ER-α36 prevents high glucose-induced cellular senescence and apoptosis in renal tubular cell

Dehai Yu¹Ling Luo¹Yu Liang²Yinghui Xiao¹Xingna An¹Yingzhao Wang³Kejian Gong⁴Zhonggao Xu⁵Weixia Sun^5*Wanning Wang^5*

• ¹Core Facility, First Affiliated Hospital of Jilin University, Changchun, China
• ²Nephrology Department, First Affiliated Hospital of Jilin University, Changchun, China
• ³Department of Neurology, Jilin Qianwei Hospital, Changchun, Jilin Province, China
• ⁴Department of Thoracic Surgery, First Affiliated Hospital of Jilin University, Changchun, China
• ⁵Department of Nephrology, First Affiliated Hospital of Jilin University, Changchun, China

Studies have shown a correlation between gender and the prevalence and progression of diabetic kidney disease (DKD), with the estrogen-estrogen receptor (ER) system believed to play a significant role in the sexual dimorphism of DKD. However, the impact of the estrogen-ER system on renal tubular cell behavior in DKD remains unclear.
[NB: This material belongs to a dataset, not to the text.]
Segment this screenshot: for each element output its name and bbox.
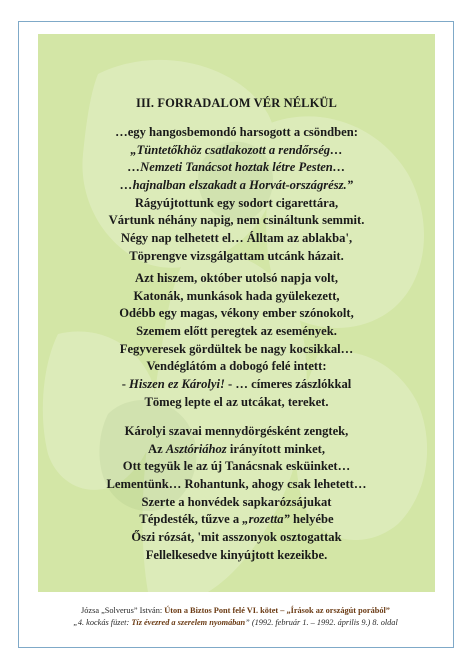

In this study, we investigated the effects of high glucose (HG) on human renal tubular cells (HK-2) and the expression of ER-α36, a variant of ER-α66. We also examined the molecular mechanisms by which ER-α36 regulates HK-2 cell behavior under HG conditions. Our results revealed that HG significantly induced apoptosis and senescence in HK-2 cells, accompanied by activation (or suppression) of apoptosisrelated proteins (Bcl-2/Bax/Casp3/Casp7) and senescence-related proteins (P53/P21/P27/P16). Furthermore, we found that HG induced apoptosis and senescence in HK-2 cells by inhibiting the PI3K/AKT signaling pathway, while overexpression of ER-α36 in HK-2 cells partially activated the PI3K/AKT pathway and attenuated HGinduced cell apoptosis and senescence. Additionally, we found that HG can downregulate the expression of enhancer of zeste homolog 2 (EZH2) and suppress H3K27me3 level, thereby promoting PTEN transcription. Overexpression of ER-α36 reversed this process. ChIP experiments also showed that HG inhibited histone methylation on the PTEN promoter, while overexpression of ER-α36 reversed the methylation levels at these sites. In summary, in this study, we found that under HG conditions, ER-α36 can influence PTEN promoter histone methylation and PI3K/AKT phosphorylation by regulating EZH2, ultimately affecting HG-induced cell apoptosis and senescence. Our findings provide a new insight into the treatment of DKD.